The Open Drug Metabolism Journal

2009, 3 : 17-30
Published online 2009 February 05. DOI: 10.2174/1874073100903010017
Publisher ID: TODMJ-3-17

RESEARCH ARTICLE
Differences in Functional Clustering of Endogenous and Exogenous Substrates Between Members of the CYP1A Subfamily

Philippe Urban, * , Gilles Truan and Denis Pompon
Centre de Genetique Moleculaire, CNRS UPR 2167, 91190 Gif-sur-Yvette, France

* Address correspondence to this author at the Centre de Genetique Moleculaire, CNRS UPR 2167, 91190 Gif-sur-Yvette, France; E-mail: urban@cgm.cnrsgif.fr

ABSTRACT

The ability of four mammalian cytochromes P450 (CYP) of the CYP1A subfamily, human and mouse CYP1A1s and human and rabbit CYP1A2s, to metabolize a series of steroids and related compounds was investigated using high throughput approaches. Oxidation rates and metabolite patterns for 16 steroid substrates and for 20 polycyclic aromatic hydrocarbon (PAH) substrates were determined in standardized automated conditions. Multivariate statistics of normalized activity data sets was used to sort out significant information and to compare functional signatures of assayed enzymes. Interestingly, for steroid substrates, rabbit CYP1A2 unambiguously aggregates with human and mouse CYP1A1s and appears functionally divergent from human CYP1A2. In contrast, the functional classification was found consistent with the sequence classification when exogenous PAH substrates were tested.
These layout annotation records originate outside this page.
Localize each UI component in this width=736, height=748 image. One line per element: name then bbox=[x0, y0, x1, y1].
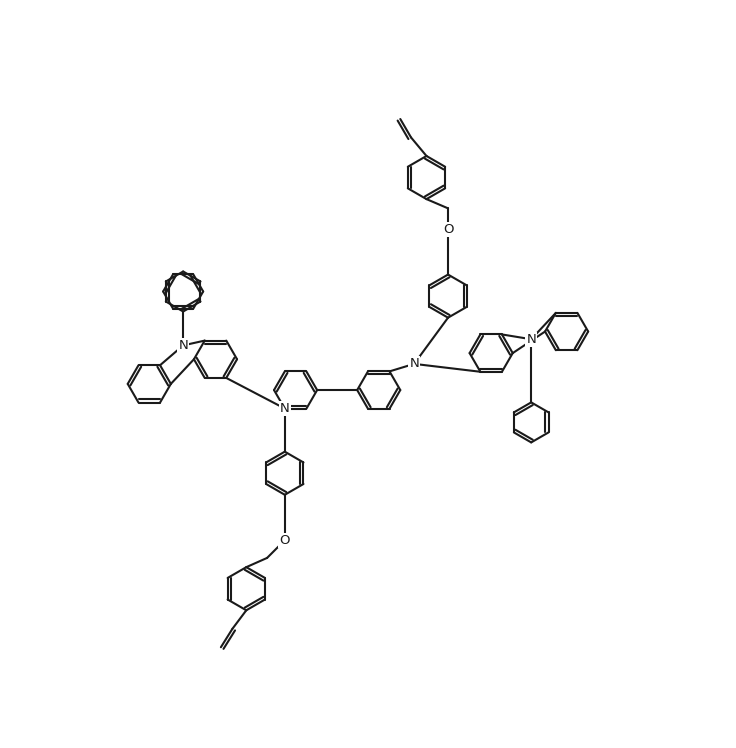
Text: N: N bbox=[280, 402, 290, 415]
Text: O: O bbox=[443, 224, 453, 236]
Text: O: O bbox=[280, 534, 290, 547]
Text: N: N bbox=[409, 358, 419, 370]
Text: N: N bbox=[526, 333, 536, 346]
Text: N: N bbox=[178, 339, 188, 352]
The observed features rely on a large set of substrates, all presenting a similar chemical scaffold but decorated with different substituents similar to chemical series used in drug development. Differential functional clusters are thus evidenced for endogenous and exogenous substrates with CYP1A enzymes. A few residues on rabbit CYP1A2 that may account for its unusual 1A1-like specificity toward steroids have been identified both within the active site and at the protein surface. These specific residues thus seem to play a controlling role for global substrate class discrimination, potentially by involving substrate bulkiness and shape sensing.